Peygamber Efendimizin hayıtından anektotlar anlatan Prof. Özavşar, insanın kalbine prangaların vurulduğu, putlara tapan insanları görünce O’nun gönlüne ve kalbine yatmıyor. İnsanın özgür bir varlık olduğunu, kıymetli bir varlık olduğunu düşünüyor. Gece-gündüz bu toplum bu sorunlardan nasıl kurtulur diye tefekkür ediyordu. Hz. İbrahim (a.s.)’ın dinine inanan arkadaşlarıyla birlikte günün meseleleri için bir araya geliyordu. Toplumdaki zulme karşı nasıl engel oluruz diye müzakereler yapıyorlardı. Onun için ender bir lider hareketi gerçekleştirdi. Peygamber Efendimiz’in çektiği sıkıntılar, eziyetler Peygamber sevgisini daha da güçlendiriyor. Peygamberimiz’e zulüm edenlere kendisi şevkat elini her zaman uzattığını görüyoruz. 13 yıllık Mekke hayatında Peygamberimiz’in çektiği sıkıntılar hakikaten insanlık tarihinde emsali olmayan sıkıntılardır. Medine’ye hicreti ve orada imzaladığı Medine protokolü. Kabileye dayalı bir toplumdan, akde dayalı bir toplum oluşturmak için çalıştı.
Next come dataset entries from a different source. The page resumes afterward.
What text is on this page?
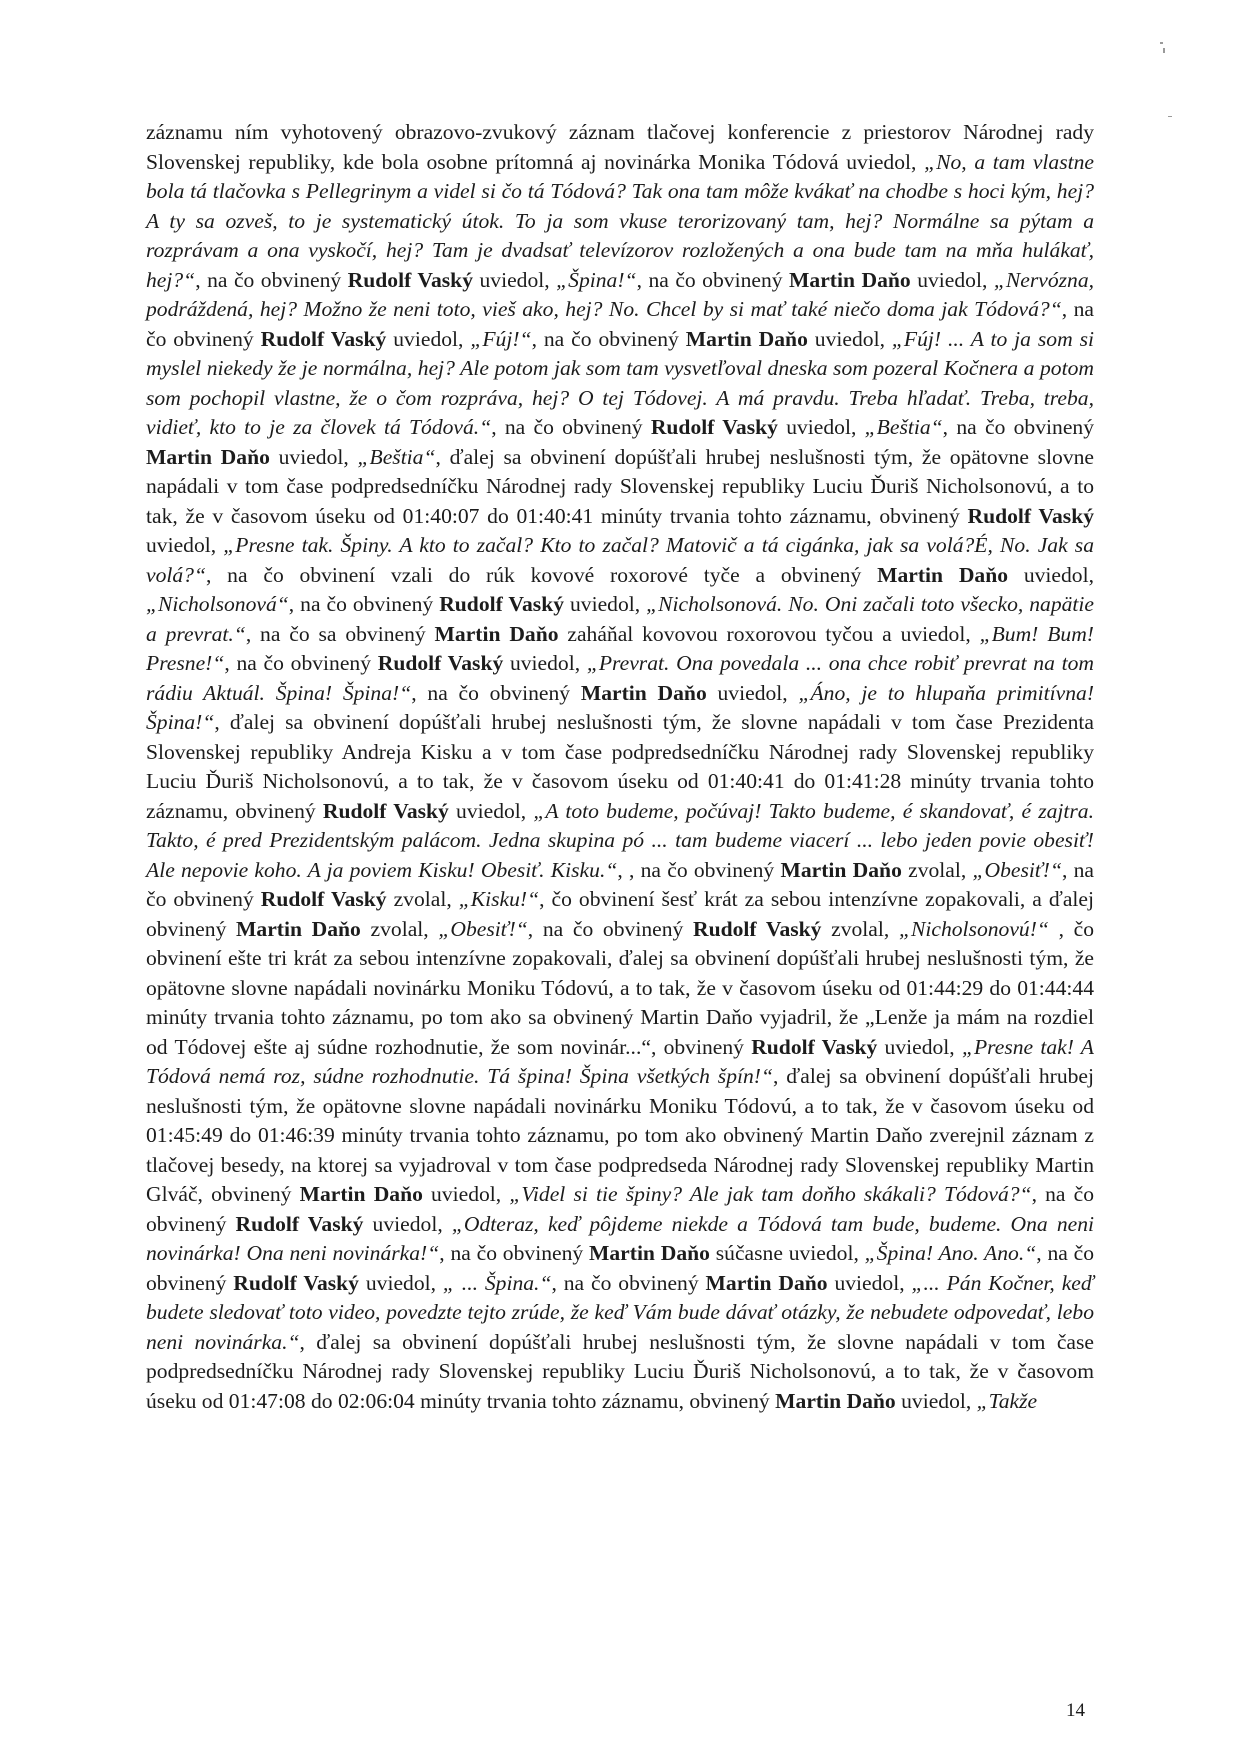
záznamu ním vyhotovený obrazovo-zvukový záznam tlačovej konferencie z priestorov Národnej rady Slovenskej republiky, kde bola osobne prítomná aj novinárka Monika Tódová uviedol, „No, a tam vlastne bola tá tlačovka s Pellegrinym a videl si čo tá Tódová? Tak ona tam môže kvákať na chodbe s hoci kým, hej? A ty sa ozveš, to je systematický útok. To ja som vkuse terorizovaný tam, hej? Normálne sa pýtam a rozprávam a ona vyskočí, hej? Tam je dvadsať televízorov rozložených a ona bude tam na mňa hulákať, hej?“, na čo obvinený Rudolf Vaský uviedol, „Špina!“, na čo obvinený Martin Daňo uviedol, „Nervózna, podráždená, hej? Možno že neni toto, vieš ako, hej? No. Chcel by si mať také niečo doma jak Tódová?“, na čo obvinený Rudolf Vaský uviedol, „Fúj!“, na čo obvinený Martin Daňo uviedol, „Fúj! ... A to ja som si myslel niekedy že je normálna, hej? Ale potom jak som tam vysvetľoval dneska som pozeral Kočnera a potom som pochopil vlastne, že o čom rozpráva, hej? O tej Tódovej. A má pravdu. Treba hľadať. Treba, treba, vidieť, kto to je za človek tá Tódová.“, na čo obvinený Rudolf Vaský uviedol, „Beštia“, na čo obvinený Martin Daňo uviedol, „Beštia“, ďalej sa obvinení dopúšťali hrubej neslušnosti tým, že opätovne slovne napádali v tom čase podpredsedníčku Národnej rady Slovenskej republiky Luciu Ďuriš Nicholsonovú, a to tak, že v časovom úseku od 01:40:07 do 01:40:41 minúty trvania tohto záznamu, obvinený Rudolf Vaský uviedol, „Presne tak. Špiny. A kto to začal? Kto to začal? Matovič a tá cigánka, jak sa volá?É, No. Jak sa volá?“, na čo obvinení vzali do rúk kovové roxorové tyče a obvinený Martin Daňo uviedol, „Nicholsonová“, na čo obvinený Rudolf Vaský uviedol, „Nicholsonová. No. Oni začali toto všecko, napätie a prevrat.“, na čo sa obvinený Martin Daňo zaháňal kovovou roxorovou tyčou a uviedol, „Bum! Bum! Presne!“, na čo obvinený Rudolf Vaský uviedol, „Prevrat. Ona povedala ... ona chce robiť prevrat na tom rádiu Aktuál. Špina! Špina!“, na čo obvinený Martin Daňo uviedol, „Áno, je to hlupaňa primitívna! Špina!“, ďalej sa obvinení dopúšťali hrubej neslušnosti tým, že slovne napádali v tom čase Prezidenta Slovenskej republiky Andreja Kisku a v tom čase podpredsedníčku Národnej rady Slovenskej republiky Luciu Ďuriš Nicholsonovú, a to tak, že v časovom úseku od 01:40:41 do 01:41:28 minúty trvania tohto záznamu, obvinený Rudolf Vaský uviedol, „A toto budeme, počúvaj! Takto budeme, é skandovať, é zajtra. Takto, é pred Prezidentským palácom. Jedna skupina pó ... tam budeme viacerí ... lebo jeden povie obesiť! Ale nepovie koho. A ja poviem Kisku! Obesiť. Kisku.“, , na čo obvinený Martin Daňo zvolal, „Obesiť!“, na čo obvinený Rudolf Vaský zvolal, „Kisku!“, čo obvinení šesť krát za sebou intenzívne zopakovali, a ďalej obvinený Martin Daňo zvolal, „Obesiť!“, na čo obvinený Rudolf Vaský zvolal, „Nicholsonovú!“ , čo obvinení ešte tri krát za sebou intenzívne zopakovali, ďalej sa obvinení dopúšťali hrubej neslušnosti tým, že opätovne slovne napádali novinárku Moniku Tódovú, a to tak, že v časovom úseku od 01:44:29 do 01:44:44 minúty trvania tohto záznamu, po tom ako sa obvinený Martin Daňo vyjadril, že „Lenže ja mám na rozdiel od Tódovej ešte aj súdne rozhodnutie, že som novinár...“, obvinený Rudolf Vaský uviedol, „Presne tak! A Tódová nemá roz, súdne rozhodnutie. Tá špina! Špina všetkých špín!“, ďalej sa obvinení dopúšťali hrubej neslušnosti tým, že opätovne slovne napádali novinárku Moniku Tódovú, a to tak, že v časovom úseku od 01:45:49 do 01:46:39 minúty trvania tohto záznamu, po tom ako obvinený Martin Daňo zverejnil záznam z tlačovej besedy, na ktorej sa vyjadroval v tom čase podpredseda Národnej rady Slovenskej republiky Martin Glváč, obvinený Martin Daňo uviedol, „Videl si tie špiny? Ale jak tam doňho skákali? Tódová?“, na čo obvinený Rudolf Vaský uviedol, „Odteraz, keď pôjdeme niekde a Tódová tam bude, budeme. Ona neni novinárka! Ona neni novinárka!“, na čo obvinený Martin Daňo súčasne uviedol, „Špina! Ano. Ano.“, na čo obvinený Rudolf Vaský uviedol, „ ... Špina.“, na čo obvinený Martin Daňo uviedol, „... Pán Kočner, keď budete sledovať toto video, povedzte tejto zrúde, že keď Vám bude dávať otázky, že nebudete odpovedať, lebo neni novinárka.“, ďalej sa obvinení dopúšťali hrubej neslušnosti tým, že slovne napádali v tom čase podpredsedníčku Národnej rady Slovenskej republiky Luciu Ďuriš Nicholsonovú, a to tak, že v časovom úseku od 01:47:08 do 02:06:04 minúty trvania tohto záznamu, obvinený Martin Daňo uviedol, „Takže

14
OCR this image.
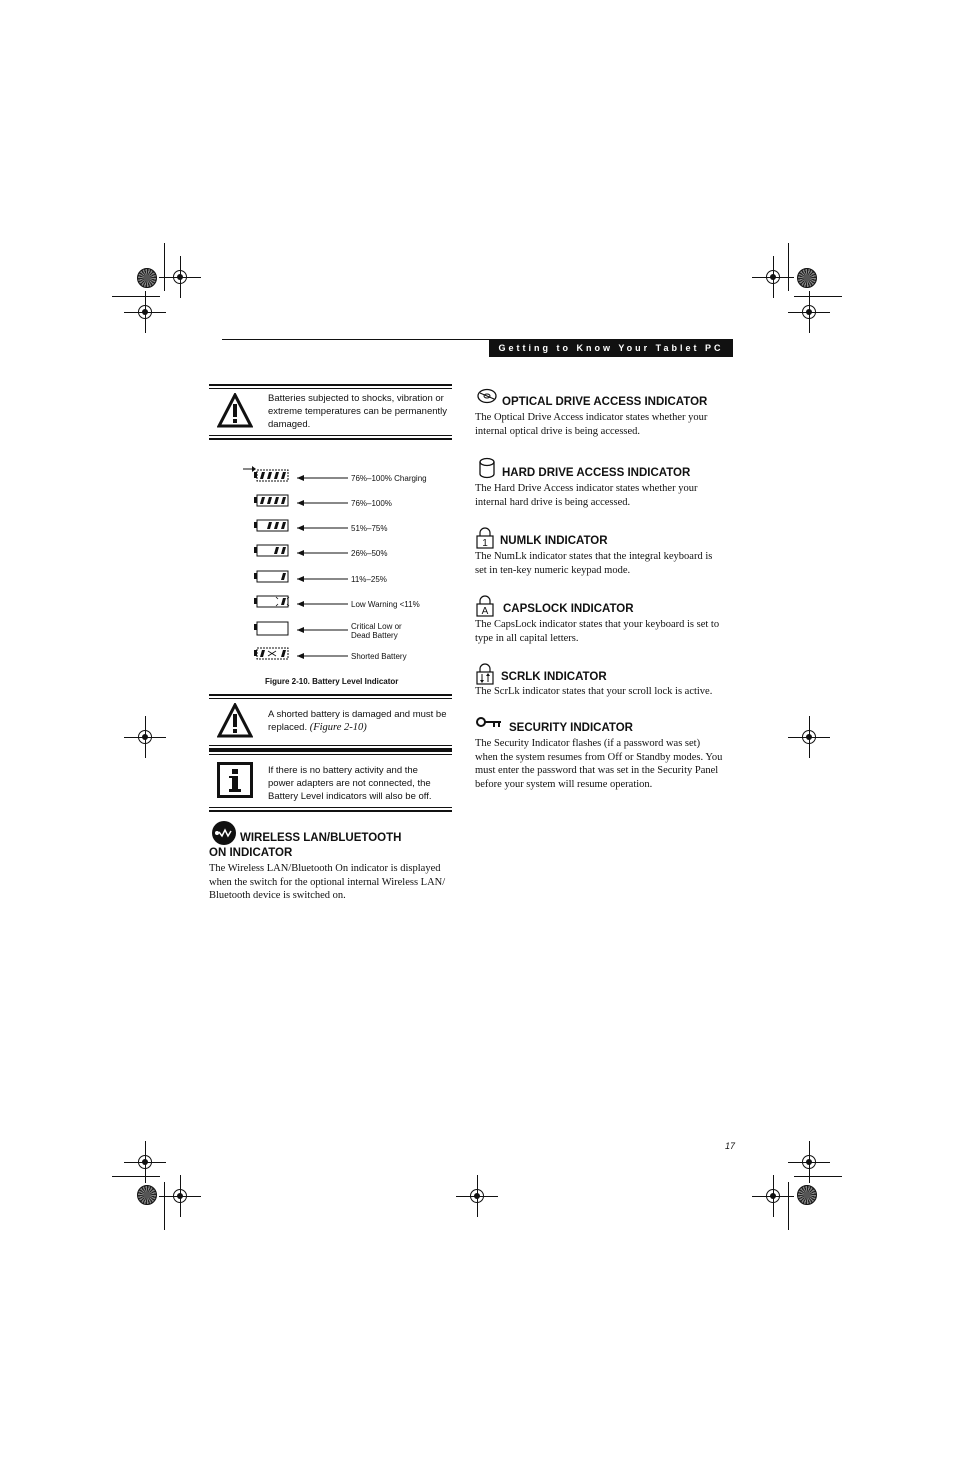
Getting to Know Your Tablet PC
Batteries subjected to shocks, vibration or extreme temperatures can be permanently damaged.
76%–100% Charging
76%–100%
51%–75%
26%–50%
11%–25%
Low Warning <11%
Critical Low or Dead Battery
Shorted Battery
Figure 2-10. Battery Level Indicator
A shorted battery is damaged and must be replaced. (Figure 2-10)
If there is no battery activity and the power adapters are not connected, the Battery Level indicators will also be off.
WIRELESS LAN/BLUETOOTH
ON INDICATOR
The Wireless LAN/Bluetooth On indicator is displayed when the switch for the optional internal Wireless LAN/ Bluetooth device is switched on.
OPTICAL DRIVE ACCESS INDICATOR
The Optical Drive Access indicator states whether your internal optical drive is being accessed.
HARD DRIVE ACCESS INDICATOR
The Hard Drive Access indicator states whether your internal hard drive is being accessed.
1 NUMLK INDICATOR
The NumLk indicator states that the integral keyboard is set in ten-key numeric keypad mode.
A CAPSLOCK INDICATOR
The CapsLock indicator states that your keyboard is set to type in all capital letters.
SCRLK INDICATOR
The ScrLk indicator states that your scroll lock is active.
SECURITY INDICATOR
The Security Indicator flashes (if a password was set) when the system resumes from Off or Standby modes. You must enter the password that was set in the Security Panel before your system will resume operation.
17
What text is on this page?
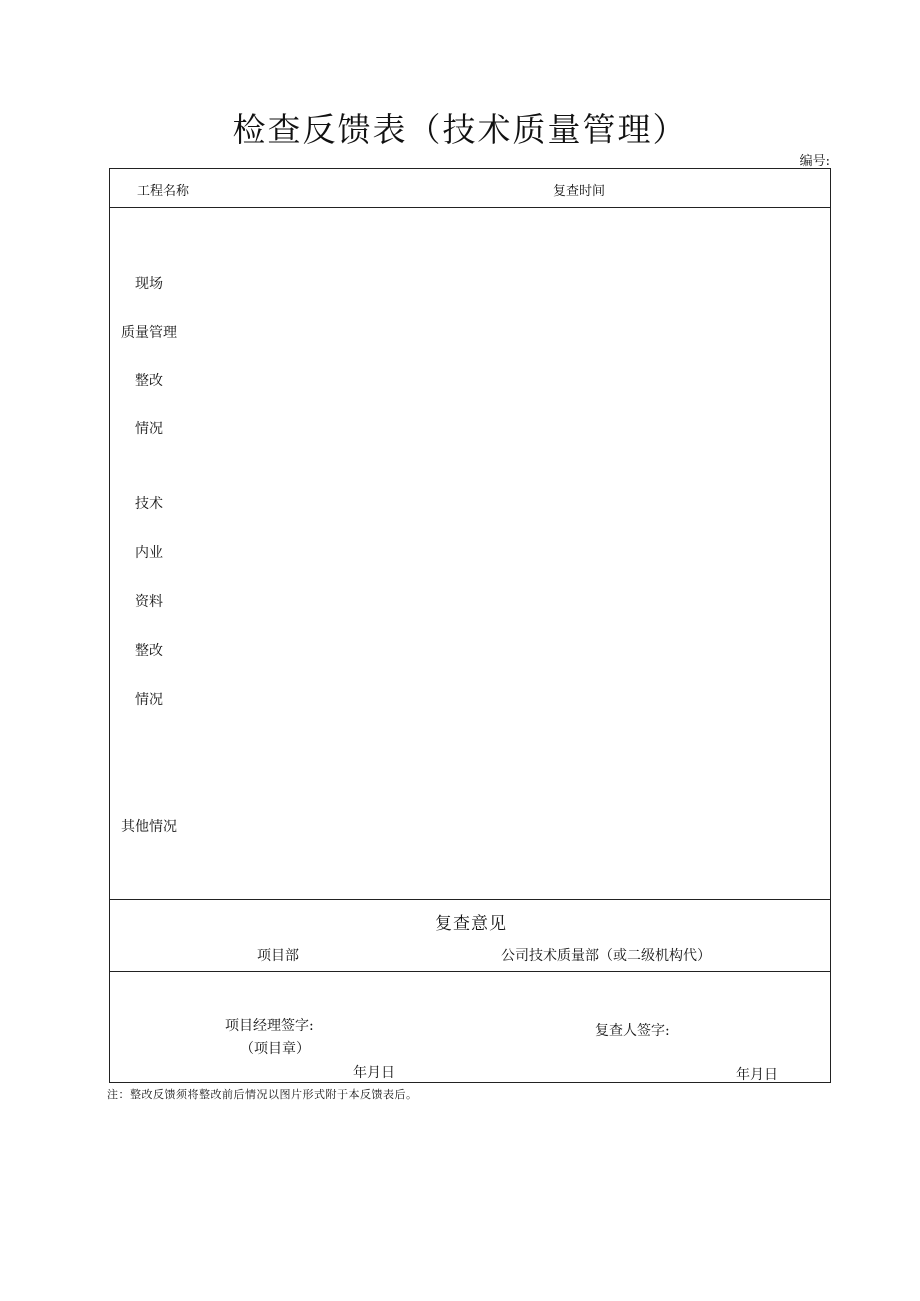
检查反馈表（技术质量管理）
编号:
工程名称	复查时间
现场
质量管理
整改
情况
技术
内业
资料
整改
情况
其他情况
复查意见
项目部	公司技术质量部（或二级机构代）
项目经理签字:
（项目章）
年月日
复查人签字:
年月日
注：整改反馈须将整改前后情况以图片形式附于本反馈表后。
Peygamberimiz (a.s.) 23 yıllık döneminde bir hukuk düzeni kurmuştur. Cahiliye döneminden hukuk dönemine geçilmiştir. Bilim ve anlaşma dönemine geçilmiştir. Peygamberimiz böylece bir hak düzeni oluşturdu. Peygamberimiz şöyle buyuruyor: ‘Sizin, sizin üzerinizde hakkınız var. Senin senin üzerinde hakkın var.  Çoluğunun-çocuğunun senin üzerinde hakkı var. Ziyaretine gelen eşinin-dostunun senin üzerinde hakkı var. Her hak sahibine hakkı var. Hukuk ve hak budur. Sadece anlaşmalara dayanan hak ve hukuk değil, vicdana dayanan, içten gelen hak. Bedenin ruhun üzerinde hakkı vardır. Onun için kendini çile ve eziyete devretmek, kenara çekilmek, miskin bir hayat yaşamak islamiyette yoktur. Onun için Peygamberimiz (a.s.), ‘insan dünya hayatını nitelikli yaşaması için gelmiştir. Hak ve adaleti getirmek için gelmiştir.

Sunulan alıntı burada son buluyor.